Kritik Pasal Unjuk Rasa KUHP Baru Sebagai Delik Ketertiban Umum
Terbaru

Kritik Pasal Unjuk Rasa KUHP Baru Sebagai Delik Ketertiban Umum

Semestinya memuat definisi yang lebih ketat terkait “menggangu kepentingan umum”. Harus membaca teks Pasal 256 KUHP nasional secara utuh dan konteksnya serta penjelasannya, sebagai satu kesatuan yang tidak dapat dipisahkan.

Rofiq Hidayat
Bacaan 4 Menit

Pasal 256 KUHP Baru

“Setiap Orang yang tanpa pemberitahuan terlebih dahulu kepada yang berwenang mengadakan pawai, unjuk rasa, atau demonstrasi di jalan umum atau tempat umum yang mengakibatkan terganggunya kepentingan umum, menimbulkan keonaran, atau huru-hara dalam masyarakat, dipidana dengan pidana penjara paling lama 6 (enam) Bulan atau pidana denda paling banyak kategori II.”

Bersifat unsur kumulatif

Terpisah, Dosen Hukum Pidana Fakultas Hukum Universitas Trisakti Azmi Syahputra melihat rumusan norma Pasal 256 KUHP baru secara utuh. Dia memahami masih ada kekhawatiran masyarakat terkait pengaturan pemidanaan atas hak menyampaikan pendapat di muka umum. Padahal, berekspresi dan menyampaikan pendapat menjadi bagian dalam perwujudan demokrasi dan HAM.

“Untuk ini, perlu memahami teks dan konteksnya serta penjelasannya, hal ini menjadi satu kesatuan yang tidak dapat dipisahkan,” ujarnya.

Dia menerangkan unsurnya bersifat kumulatif. Malahan termasuk dalam delik materil yang menitikberatkan pada timbulnya akibat yang dilarang. Karenanya, mesti dibaca klausul Pasal 256 secara utuh keseluruhan. Setidaknya terdapat 3 unsur dalam Pasal 256. Pertama, tanpa ada pemberitahuan. Kedua,unjuk rasa. Ketiga, timbul kerusuhan. Dengan demikian, unsur dalam Pasal 256 bersifat kumulatif yang harus dibuktikan satu per satu.
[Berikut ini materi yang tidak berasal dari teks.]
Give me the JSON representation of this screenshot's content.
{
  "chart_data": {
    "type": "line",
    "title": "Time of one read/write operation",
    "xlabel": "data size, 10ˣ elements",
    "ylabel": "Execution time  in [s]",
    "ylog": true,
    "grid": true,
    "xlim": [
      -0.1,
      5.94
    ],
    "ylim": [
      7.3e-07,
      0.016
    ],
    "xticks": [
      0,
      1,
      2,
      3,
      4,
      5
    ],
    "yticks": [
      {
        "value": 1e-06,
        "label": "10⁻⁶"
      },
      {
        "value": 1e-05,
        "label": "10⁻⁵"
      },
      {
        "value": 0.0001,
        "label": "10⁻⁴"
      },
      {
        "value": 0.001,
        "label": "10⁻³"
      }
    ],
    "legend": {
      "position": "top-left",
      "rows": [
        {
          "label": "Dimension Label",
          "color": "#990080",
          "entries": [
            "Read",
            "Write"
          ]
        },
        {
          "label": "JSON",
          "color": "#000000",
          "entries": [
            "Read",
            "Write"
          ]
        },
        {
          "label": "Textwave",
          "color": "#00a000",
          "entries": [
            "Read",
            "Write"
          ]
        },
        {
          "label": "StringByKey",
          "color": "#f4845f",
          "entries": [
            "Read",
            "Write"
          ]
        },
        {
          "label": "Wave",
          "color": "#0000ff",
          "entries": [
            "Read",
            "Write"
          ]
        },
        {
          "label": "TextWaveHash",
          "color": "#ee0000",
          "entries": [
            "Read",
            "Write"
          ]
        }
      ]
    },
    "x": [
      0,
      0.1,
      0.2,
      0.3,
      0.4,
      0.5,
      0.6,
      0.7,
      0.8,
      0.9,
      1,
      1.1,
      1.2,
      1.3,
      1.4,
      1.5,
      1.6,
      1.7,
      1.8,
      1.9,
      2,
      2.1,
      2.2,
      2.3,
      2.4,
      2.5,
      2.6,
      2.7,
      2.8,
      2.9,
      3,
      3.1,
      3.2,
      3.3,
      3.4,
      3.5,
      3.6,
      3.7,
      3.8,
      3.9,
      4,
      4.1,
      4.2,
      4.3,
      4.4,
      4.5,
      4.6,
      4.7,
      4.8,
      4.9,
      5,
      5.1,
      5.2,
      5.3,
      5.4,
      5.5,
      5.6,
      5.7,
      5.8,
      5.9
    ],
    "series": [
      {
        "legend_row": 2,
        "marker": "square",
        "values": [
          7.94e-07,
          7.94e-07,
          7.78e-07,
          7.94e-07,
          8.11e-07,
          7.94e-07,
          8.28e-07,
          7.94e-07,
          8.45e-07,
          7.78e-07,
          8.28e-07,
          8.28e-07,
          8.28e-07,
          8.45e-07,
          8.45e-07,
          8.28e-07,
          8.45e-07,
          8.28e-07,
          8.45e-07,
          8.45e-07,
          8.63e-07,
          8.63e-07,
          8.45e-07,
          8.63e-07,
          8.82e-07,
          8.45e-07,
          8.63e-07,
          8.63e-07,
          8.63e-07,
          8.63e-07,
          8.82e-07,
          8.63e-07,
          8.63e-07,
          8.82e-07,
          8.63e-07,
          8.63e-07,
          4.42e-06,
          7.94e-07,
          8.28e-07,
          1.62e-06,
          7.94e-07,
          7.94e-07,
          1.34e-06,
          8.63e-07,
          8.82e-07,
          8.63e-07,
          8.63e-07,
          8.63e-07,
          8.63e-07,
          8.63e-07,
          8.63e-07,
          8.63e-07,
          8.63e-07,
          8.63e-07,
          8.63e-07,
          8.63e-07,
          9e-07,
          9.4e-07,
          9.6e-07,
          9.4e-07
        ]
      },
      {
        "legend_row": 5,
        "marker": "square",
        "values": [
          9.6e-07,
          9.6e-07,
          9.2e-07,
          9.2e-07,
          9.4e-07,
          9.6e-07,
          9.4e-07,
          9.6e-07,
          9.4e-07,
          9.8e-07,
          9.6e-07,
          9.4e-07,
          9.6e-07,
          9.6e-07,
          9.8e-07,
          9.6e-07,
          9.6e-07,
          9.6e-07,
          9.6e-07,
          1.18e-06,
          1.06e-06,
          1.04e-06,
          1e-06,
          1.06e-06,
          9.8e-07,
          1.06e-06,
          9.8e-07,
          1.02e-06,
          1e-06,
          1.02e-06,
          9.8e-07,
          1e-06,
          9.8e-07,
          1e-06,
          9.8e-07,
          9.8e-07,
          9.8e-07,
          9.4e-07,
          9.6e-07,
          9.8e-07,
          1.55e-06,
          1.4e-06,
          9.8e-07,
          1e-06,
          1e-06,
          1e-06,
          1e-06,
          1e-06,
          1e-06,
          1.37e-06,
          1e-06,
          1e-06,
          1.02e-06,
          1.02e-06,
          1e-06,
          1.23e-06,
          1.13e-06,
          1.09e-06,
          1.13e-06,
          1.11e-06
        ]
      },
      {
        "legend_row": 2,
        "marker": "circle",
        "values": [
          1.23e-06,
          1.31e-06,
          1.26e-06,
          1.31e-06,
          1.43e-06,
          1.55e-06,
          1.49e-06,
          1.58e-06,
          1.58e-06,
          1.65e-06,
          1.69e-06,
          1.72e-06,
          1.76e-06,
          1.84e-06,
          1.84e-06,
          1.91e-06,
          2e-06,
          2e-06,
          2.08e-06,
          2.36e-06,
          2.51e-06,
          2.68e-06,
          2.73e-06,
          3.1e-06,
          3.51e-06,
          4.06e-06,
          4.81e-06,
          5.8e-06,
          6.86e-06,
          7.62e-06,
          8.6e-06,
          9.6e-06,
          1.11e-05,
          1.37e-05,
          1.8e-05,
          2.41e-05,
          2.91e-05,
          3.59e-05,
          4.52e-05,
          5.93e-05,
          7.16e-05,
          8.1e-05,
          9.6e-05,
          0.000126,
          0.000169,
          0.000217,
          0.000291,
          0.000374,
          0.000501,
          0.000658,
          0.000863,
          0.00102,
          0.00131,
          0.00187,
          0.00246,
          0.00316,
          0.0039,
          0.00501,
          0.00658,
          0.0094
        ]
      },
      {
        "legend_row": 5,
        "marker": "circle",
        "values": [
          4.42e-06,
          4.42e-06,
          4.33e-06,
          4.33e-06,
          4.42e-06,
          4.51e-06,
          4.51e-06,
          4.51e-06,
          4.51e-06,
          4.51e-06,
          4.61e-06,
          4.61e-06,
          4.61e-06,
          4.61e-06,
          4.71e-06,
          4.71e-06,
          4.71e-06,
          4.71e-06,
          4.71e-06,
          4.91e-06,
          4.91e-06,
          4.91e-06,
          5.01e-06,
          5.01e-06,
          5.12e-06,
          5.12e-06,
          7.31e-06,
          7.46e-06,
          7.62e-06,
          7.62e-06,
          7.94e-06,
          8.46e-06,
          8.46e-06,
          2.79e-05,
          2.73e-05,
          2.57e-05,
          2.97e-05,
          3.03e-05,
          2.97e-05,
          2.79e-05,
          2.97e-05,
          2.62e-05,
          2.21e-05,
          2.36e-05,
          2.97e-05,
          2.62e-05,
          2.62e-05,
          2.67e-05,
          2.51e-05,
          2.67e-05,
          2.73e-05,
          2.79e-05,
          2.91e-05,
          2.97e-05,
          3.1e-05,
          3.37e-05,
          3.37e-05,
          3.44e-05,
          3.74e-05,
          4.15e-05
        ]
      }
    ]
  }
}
Menurutnya, bila terdapat demonstrasi, unjuk rasa maupun pawai tanpa adanya pemberitahuan, maka ketentuan aturan yang diterapkan menggunakan Pasal 15 UUU No.9 Tahun 1998 tentang Kemerdekaan Menyampaikan Pendapat di Muka Umum. Sanksinya, dibubarkan, bukan malah pidana sebagaimana diatur dalam Pasal 256 KUHP. “Karena Pasal 256, harus terpenuhi ke-3 unsur tersebut diatas,” ujarnya.
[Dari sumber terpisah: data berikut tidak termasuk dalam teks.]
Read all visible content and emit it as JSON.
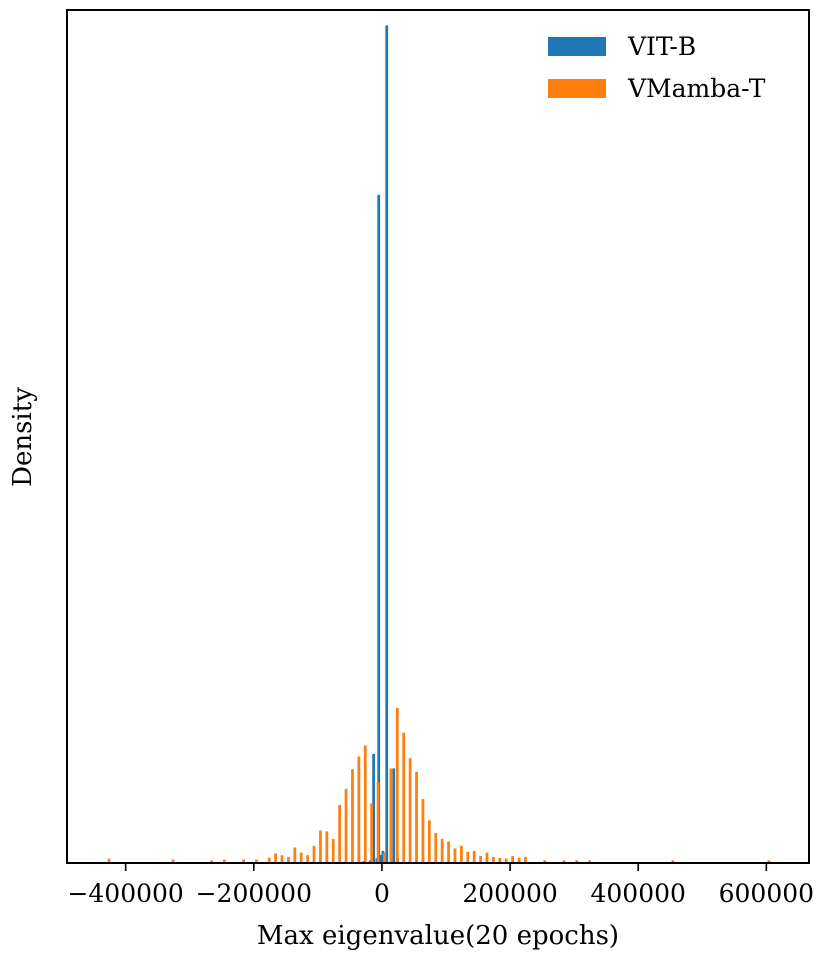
{
  "chart_data": {
    "type": "bar",
    "title": "",
    "xlabel": "Max eigenvalue(20 epochs)",
    "ylabel": "Density",
    "xlim": [
      -490000,
      665000
    ],
    "ylim": [
      0,
      1.0
    ],
    "x_ticks": [
      -400000,
      -200000,
      0,
      200000,
      400000,
      600000
    ],
    "x_tick_labels": [
      "−400000",
      "−200000",
      "0",
      "200000",
      "400000",
      "600000"
    ],
    "y_ticks_visible": false,
    "grid": false,
    "legend_position": "top-right",
    "bar_width": 4300,
    "series": [
      {
        "name": "VIT-B",
        "color": "#1f77b4",
        "bins": [
          {
            "x": -28000,
            "y": 0.001
          },
          {
            "x": -18000,
            "y": 0.002
          },
          {
            "x": -8000,
            "y": 0.0045
          },
          {
            "x": -1500,
            "y": 0.0085
          },
          {
            "x": 1500,
            "y": 0.013
          },
          {
            "x": -13000,
            "y": 0.127
          },
          {
            "x": -5000,
            "y": 0.784
          },
          {
            "x": 7500,
            "y": 0.983
          },
          {
            "x": 18500,
            "y": 0.11
          },
          {
            "x": 24500,
            "y": 0.005
          }
        ]
      },
      {
        "name": "VMamba-T",
        "color": "#ff7f0e",
        "bins": [
          {
            "x": -426000,
            "y": 0.004
          },
          {
            "x": -326000,
            "y": 0.003
          },
          {
            "x": -266000,
            "y": 0.002
          },
          {
            "x": -246000,
            "y": 0.003
          },
          {
            "x": -216000,
            "y": 0.003
          },
          {
            "x": -196000,
            "y": 0.003
          },
          {
            "x": -176000,
            "y": 0.005
          },
          {
            "x": -166000,
            "y": 0.01
          },
          {
            "x": -156000,
            "y": 0.008
          },
          {
            "x": -146000,
            "y": 0.006
          },
          {
            "x": -136000,
            "y": 0.017
          },
          {
            "x": -126000,
            "y": 0.011
          },
          {
            "x": -116000,
            "y": 0.008
          },
          {
            "x": -106000,
            "y": 0.019
          },
          {
            "x": -96000,
            "y": 0.037
          },
          {
            "x": -86000,
            "y": 0.036
          },
          {
            "x": -76000,
            "y": 0.027
          },
          {
            "x": -66000,
            "y": 0.067
          },
          {
            "x": -56000,
            "y": 0.086
          },
          {
            "x": -46000,
            "y": 0.109
          },
          {
            "x": -36000,
            "y": 0.124
          },
          {
            "x": -26000,
            "y": 0.137
          },
          {
            "x": -16000,
            "y": 0.069
          },
          {
            "x": -6000,
            "y": 0.094
          },
          {
            "x": 4000,
            "y": 0.011
          },
          {
            "x": 14000,
            "y": 0.11
          },
          {
            "x": 24000,
            "y": 0.181
          },
          {
            "x": 34000,
            "y": 0.152
          },
          {
            "x": 44000,
            "y": 0.122
          },
          {
            "x": 54000,
            "y": 0.106
          },
          {
            "x": 64000,
            "y": 0.074
          },
          {
            "x": 74000,
            "y": 0.049
          },
          {
            "x": 84000,
            "y": 0.034
          },
          {
            "x": 94000,
            "y": 0.027
          },
          {
            "x": 104000,
            "y": 0.024
          },
          {
            "x": 114000,
            "y": 0.016
          },
          {
            "x": 124000,
            "y": 0.019
          },
          {
            "x": 134000,
            "y": 0.012
          },
          {
            "x": 144000,
            "y": 0.013
          },
          {
            "x": 154000,
            "y": 0.007
          },
          {
            "x": 164000,
            "y": 0.011
          },
          {
            "x": 174000,
            "y": 0.006
          },
          {
            "x": 184000,
            "y": 0.005
          },
          {
            "x": 194000,
            "y": 0.004
          },
          {
            "x": 204000,
            "y": 0.007
          },
          {
            "x": 214000,
            "y": 0.005
          },
          {
            "x": 224000,
            "y": 0.006
          },
          {
            "x": 254000,
            "y": 0.002
          },
          {
            "x": 284000,
            "y": 0.002
          },
          {
            "x": 304000,
            "y": 0.002
          },
          {
            "x": 324000,
            "y": 0.002
          },
          {
            "x": 454000,
            "y": 0.002
          },
          {
            "x": 604000,
            "y": 0.002
          }
        ]
      }
    ]
  }
}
Dia melanjutkan rumusan Pasal 25 sebagai upaya menjaga dan mengantisipasi akibat yang tidak diharapkan demi menjaga dimensi harmoni keseimbangan demokrasi. Kemudian kewajiban dan hak dalam melindungi hak asasi guna menjalankan aktivitas kehidupan bermasyarakat dan bernegara. Menurutnya, penjelasan Pasal 256 KUHP nasional dibatasi apabila aksi unjuk rasa, demontrasi maupun pawai berakibat tidak berfungsinya pelayanan publik.

Penjelasan Pasal 256 KUHP nasional menyebutkan, “Yang dimaksud dengan ‘terganggunya kepentingan umum’ adalah tidak berfungsinya atau tidak dapat diaksesnya pelayanan publik akibat kerusakan yang timbul dari adanya pawai, unjuk rasa, atau demonstrasi”.